Airbyte — Promising Integration tool
Introductory post on Airbyte
The key component of any data pipeline is the extraction of data. Once data is extracted it needs to be loaded and transformed (ELT).
Airbyte is an open-source data integration platform that aims to standardize and simplify the process of Extraction and Loading. Airbyte operates on the principle of ELT, it simply extracts raw data and loads it to destinations, optionally it allows us to do transformation. Transformations are decoupled from the EL phase. It simplifies this process by building connectors between data sources and destinations. It is a plugin-based system where you can quickly your own customized connecter using the Airbyte CDK.
Installation
After launching a new EC2 instance with private or private IP. Edit security group to allow TCP connection on port 8000.
sudo yum update -y
sudo yum install -y docker
sudo service docker start
sudo usermod -a -G docker $USER
sudo systemctl enable docker
Log out and log in again.
sudo wget https://github.com/docker/compose/releases/download/1.26.2/docker-compose-$(uname -s)-$(uname -m) -O /usr/local/bin/docker-compose
sudo chmod +x /usr/local/bin/docker-compose
mkdir airbyte && cd airbyte
wget https://raw.githubusercontent.com/airbytehq/airbyte/master/{.env,docker-compose.yaml}
docker-compose up -d
Connect to the host with an ssh tunnel:
ssh -i $SSH_KEY -L 8000:localhost:8000 -N -f ec2-user@$INSTANCE_IP
Now in your browser open http://localhost:8000
Logical constructs
Source
It is the origin of the data to copy.
Destination
It is the place where Airbyte will copy the ingested data.
Connection
A connection defines the ingestion process, it has the following components. Apart from source and connection, a connection has the following attributes:
- Sync Schedule
- Destination Namespace — schema in destination DBs
- Sync Modes
- Optional Transformation — Can add custom transformation with dbt
Infrastructure components
- WebApp — UI, user interact with this
- Server — Powers all APIs, and also responds to Octavia cli.

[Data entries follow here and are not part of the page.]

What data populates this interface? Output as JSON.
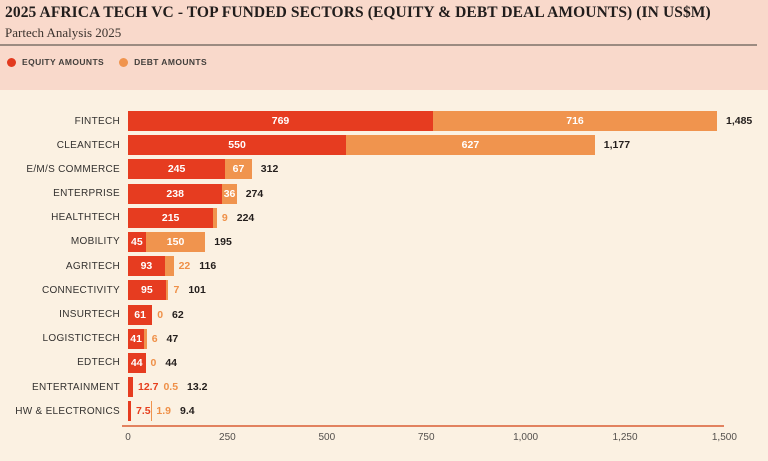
{
  "header": {
    "title": "2025 AFRICA TECH VC - TOP FUNDED SECTORS (EQUITY & DEBT DEAL AMOUNTS) (IN US$M)",
    "subtitle": "Partech Analysis 2025"
  },
  "legend": {
    "items": [
      {
        "label": "EQUITY AMOUNTS",
        "color": "#e23a1f"
      },
      {
        "label": "DEBT AMOUNTS",
        "color": "#f0944e"
      }
    ]
  },
  "colors": {
    "header_background": "#f9d9cb",
    "panel_background": "#fbf1e2",
    "equity_bar": "#e63c20",
    "debt_bar": "#f0944e",
    "equity_outside_text": "#e6401f",
    "debt_outside_text": "#ef9048",
    "total_text": "#241f1d",
    "axis_line": "#e2825f"
  },
  "chart_data": {
    "type": "bar",
    "orientation": "horizontal",
    "stacked": true,
    "title": "2025 AFRICA TECH VC - TOP FUNDED SECTORS (EQUITY & DEBT DEAL AMOUNTS) (IN US$M)",
    "subtitle": "Partech Analysis 2025",
    "series_names": [
      "EQUITY AMOUNTS",
      "DEBT AMOUNTS"
    ],
    "xlabel": "",
    "ylabel": "",
    "x_range": [
      0,
      1500
    ],
    "x_ticks": [
      "0",
      "250",
      "500",
      "750",
      "1,000",
      "1,250",
      "1,500"
    ],
    "grid": false,
    "legend_position": "top-left",
    "rows": [
      {
        "sector": "FINTECH",
        "equity": 769,
        "debt": 716,
        "equity_label": "769",
        "debt_label": "716",
        "total_label": "1,485"
      },
      {
        "sector": "CLEANTECH",
        "equity": 550,
        "debt": 627,
        "equity_label": "550",
        "debt_label": "627",
        "total_label": "1,177"
      },
      {
        "sector": "E/M/S COMMERCE",
        "equity": 245,
        "debt": 67,
        "equity_label": "245",
        "debt_label": "67",
        "total_label": "312"
      },
      {
        "sector": "ENTERPRISE",
        "equity": 238,
        "debt": 36,
        "equity_label": "238",
        "debt_label": "36",
        "total_label": "274"
      },
      {
        "sector": "HEALTHTECH",
        "equity": 215,
        "debt": 9,
        "equity_label": "215",
        "debt_label": "9",
        "total_label": "224"
      },
      {
        "sector": "MOBILITY",
        "equity": 45,
        "debt": 150,
        "equity_label": "45",
        "debt_label": "150",
        "total_label": "195"
      },
      {
        "sector": "AGRITECH",
        "equity": 93,
        "debt": 22,
        "equity_label": "93",
        "debt_label": "22",
        "total_label": "116"
      },
      {
        "sector": "CONNECTIVITY",
        "equity": 95,
        "debt": 7,
        "equity_label": "95",
        "debt_label": "7",
        "total_label": "101"
      },
      {
        "sector": "INSURTECH",
        "equity": 61,
        "debt": 0,
        "equity_label": "61",
        "debt_label": "0",
        "total_label": "62"
      },
      {
        "sector": "LOGISTICTECH",
        "equity": 41,
        "debt": 6,
        "equity_label": "41",
        "debt_label": "6",
        "total_label": "47"
      },
      {
        "sector": "EDTECH",
        "equity": 44,
        "debt": 0,
        "equity_label": "44",
        "debt_label": "0",
        "total_label": "44"
      },
      {
        "sector": "ENTERTAINMENT",
        "equity": 12.7,
        "debt": 0.5,
        "equity_label": "12.7",
        "debt_label": "0.5",
        "total_label": "13.2"
      },
      {
        "sector": "HW & ELECTRONICS",
        "equity": 7.5,
        "debt": 1.9,
        "equity_label": "7.5",
        "debt_label": "1.9",
        "total_label": "9.4"
      }
    ]
  }
}
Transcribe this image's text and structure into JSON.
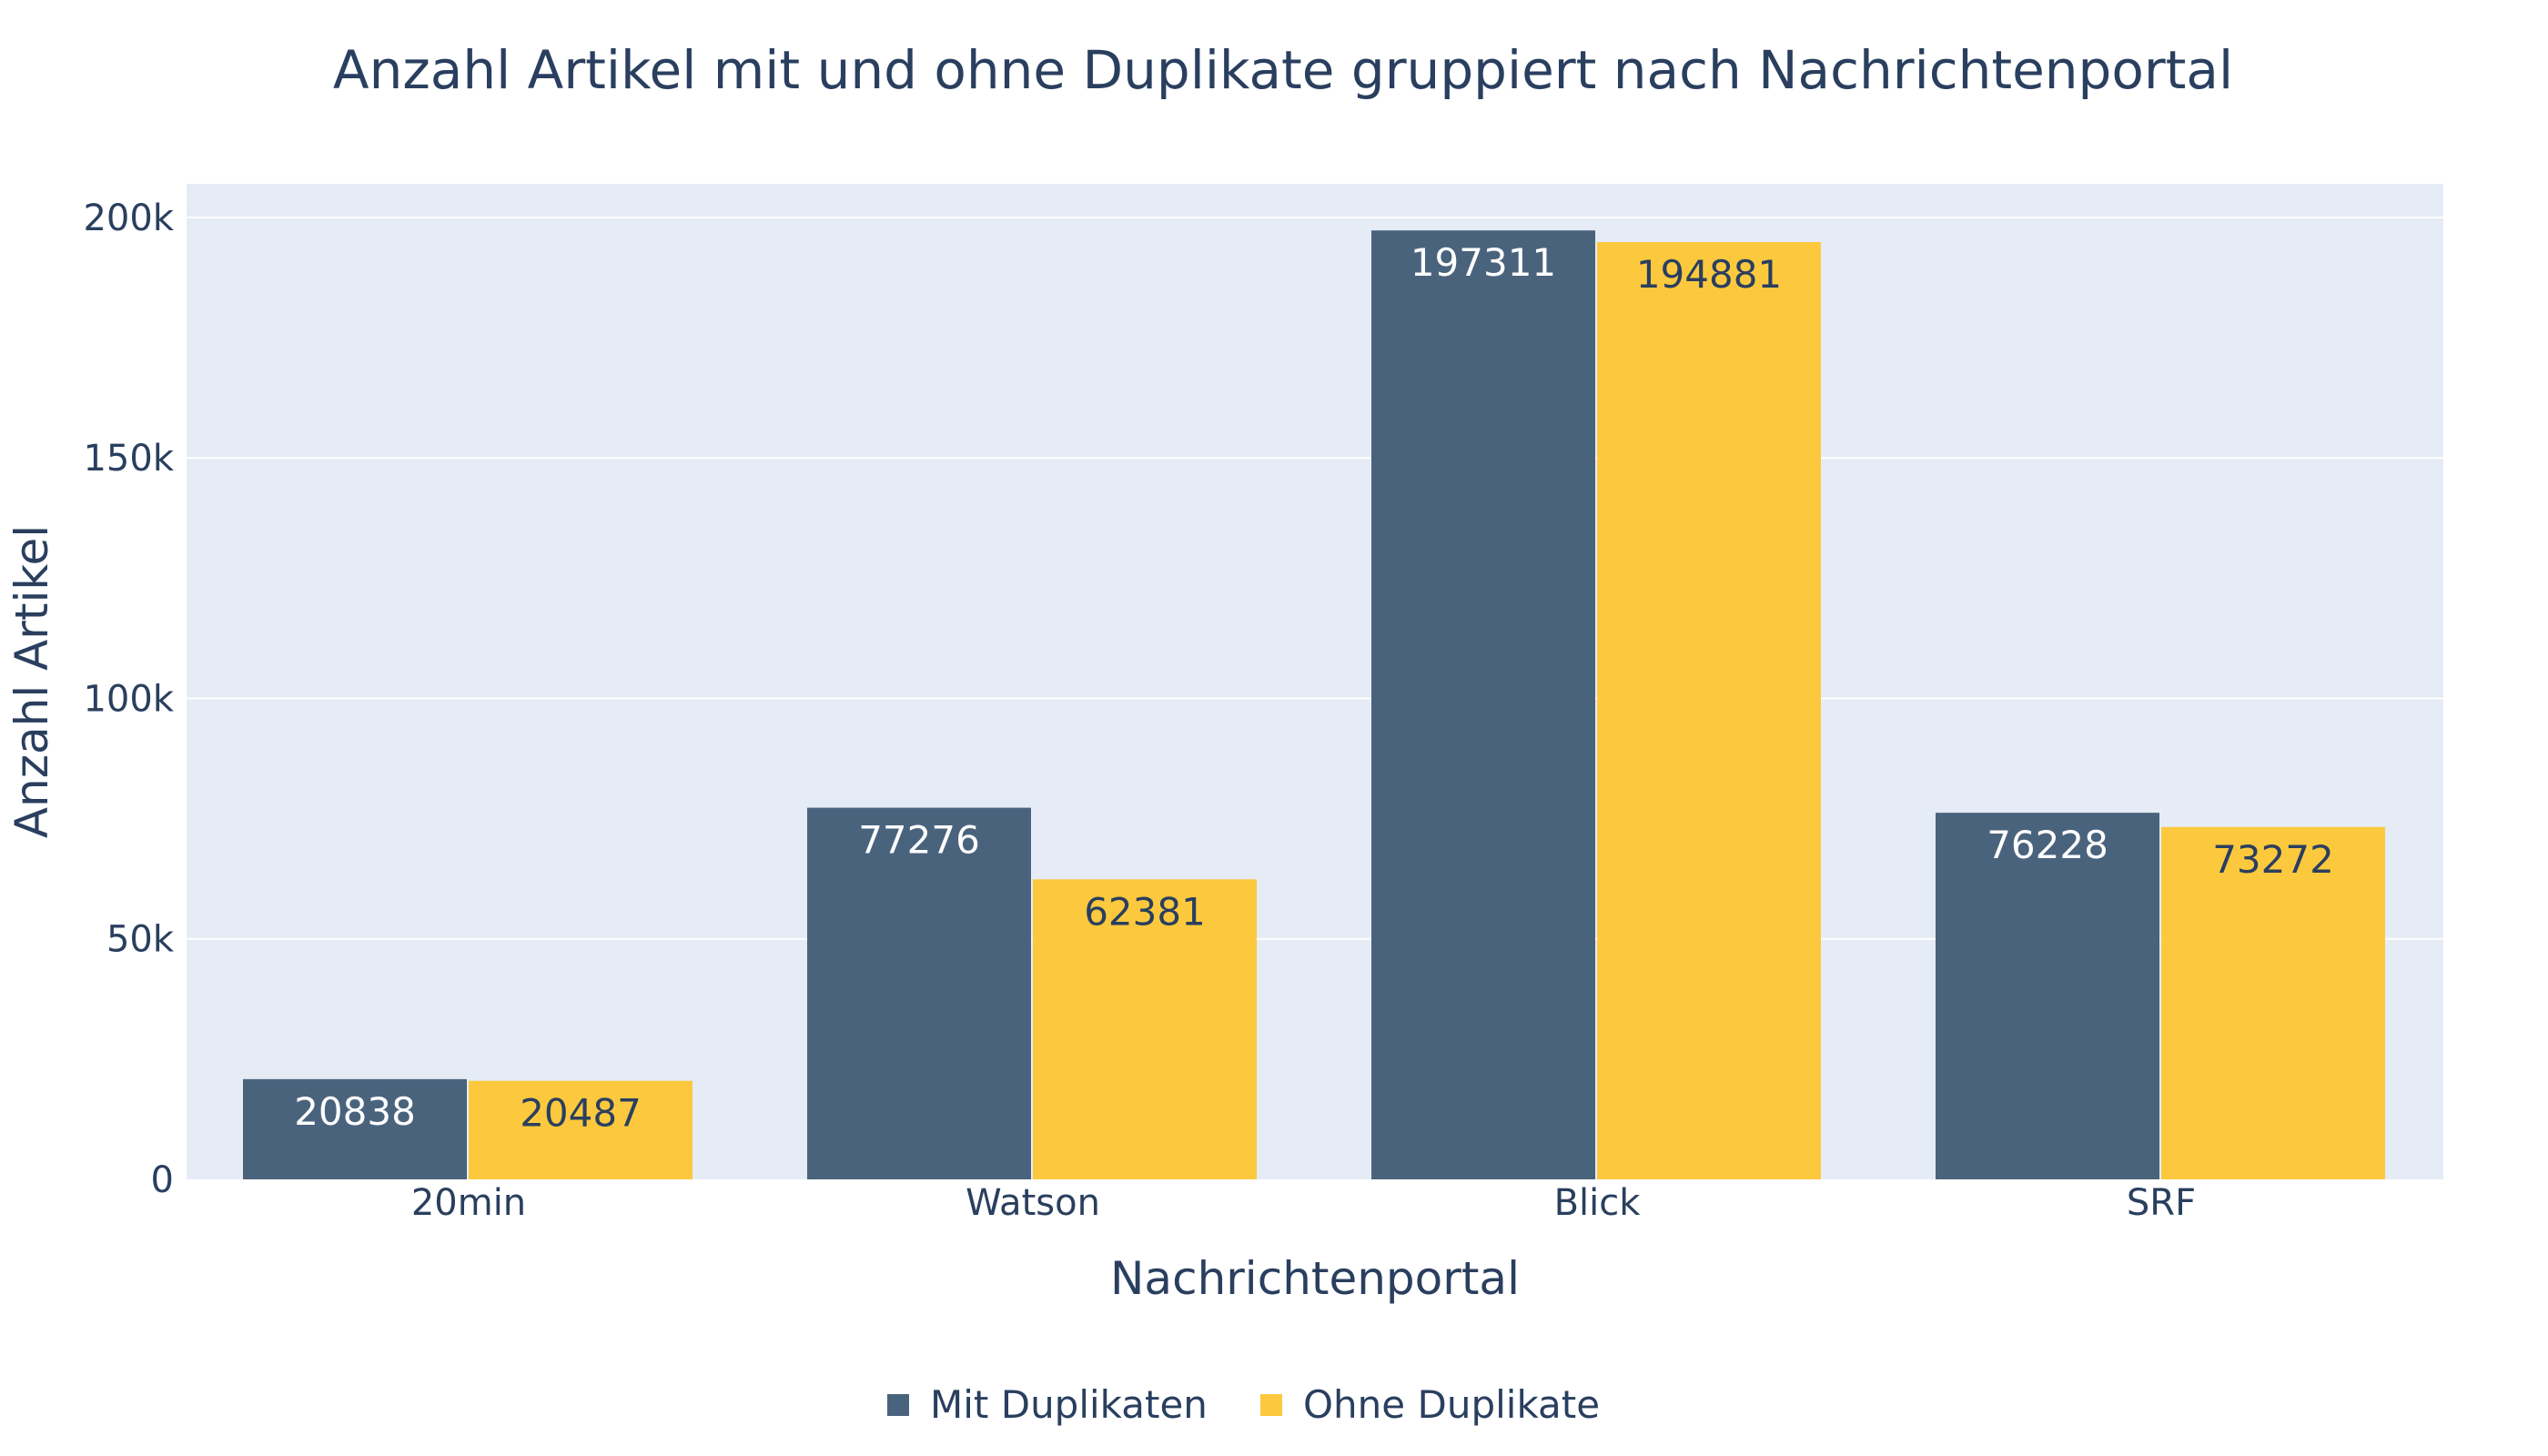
{
  "chart_data": {
    "type": "bar",
    "title": "Anzahl Artikel mit und ohne Duplikate gruppiert nach Nachrichtenportal",
    "xlabel": "Nachrichtenportal",
    "ylabel": "Anzahl Artikel",
    "categories": [
      "20min",
      "Watson",
      "Blick",
      "SRF"
    ],
    "series": [
      {
        "name": "Mit Duplikaten",
        "color": "#4a637d",
        "label_color": "#ffffff",
        "values": [
          20838,
          77276,
          197311,
          76228
        ]
      },
      {
        "name": "Ohne Duplikate",
        "color": "#fcc93e",
        "label_color": "#2a3f5f",
        "values": [
          20487,
          62381,
          194881,
          73272
        ]
      }
    ],
    "ylim": [
      0,
      207000
    ],
    "yticks": [
      {
        "value": 0,
        "label": "0"
      },
      {
        "value": 50000,
        "label": "50k"
      },
      {
        "value": 100000,
        "label": "100k"
      },
      {
        "value": 150000,
        "label": "150k"
      },
      {
        "value": 200000,
        "label": "200k"
      }
    ],
    "grid": true,
    "legend_position": "bottom-center",
    "plot_background": "#e5ecf6"
  }
}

- Temporal — Acts as the scheduler
- Worker — Picks works from Temporal queue, controls job parallelism
- Minio — for local logging, supports S3 as well
- Job (Source Pod, Destination Pod) — Actual sync job
- Postgres DB (can be an external DB like RDS) — Stores configurations
- Pod Sweeper — Does cleanup
Airbyte Job steps
- Getting specs — This loads the connector details
- Checking connections — verifies if connectivity is okay or not
- Discovering schemas — Gets the schema of the source
- Performing syncs — Sync data between source and destinations, for this it will launch two pods one for the source and another for the destination. One thing to note here though is, source and destination pods don’t talk to each other directly, they do so via worker. Data is exchanged using Socat containers (named pipes).
- Normalization — If enabled, Airbyte automatically transforms the raw JSON blob (output of sync) to match the format of your destination.
Note all the above steps are done by separate Pods.
Supported sync modes
- Full refresh — Overwrite
- Full refresh — Append
- Incremental — Append
- Incremental — Dedupe History
Features of Airbyte
- Open Source
- 170+ connectors and 25+ Destinations
- Support custom connectors
- Built-in scheduler to allow for varied Sync frequency
- Integration with airflow and dbt
- Available on the K8s platform
- Octavia-cli with YAML template for deployments
- Support for near real-time CDC
Limitations
- Not any stable release, still in Alpha
- Lack of IAM Role-based auth on AWS services, currently it asks for KEYS
- Lack of native support for Prometheus, it has Open Telemetry recently added.
- Lack of support for User Access Management
- Not battle-tested in production can get slow after 2k concurrent jobs.
- No support for replaying a specific execution instance of a job
Thanks for reading!!!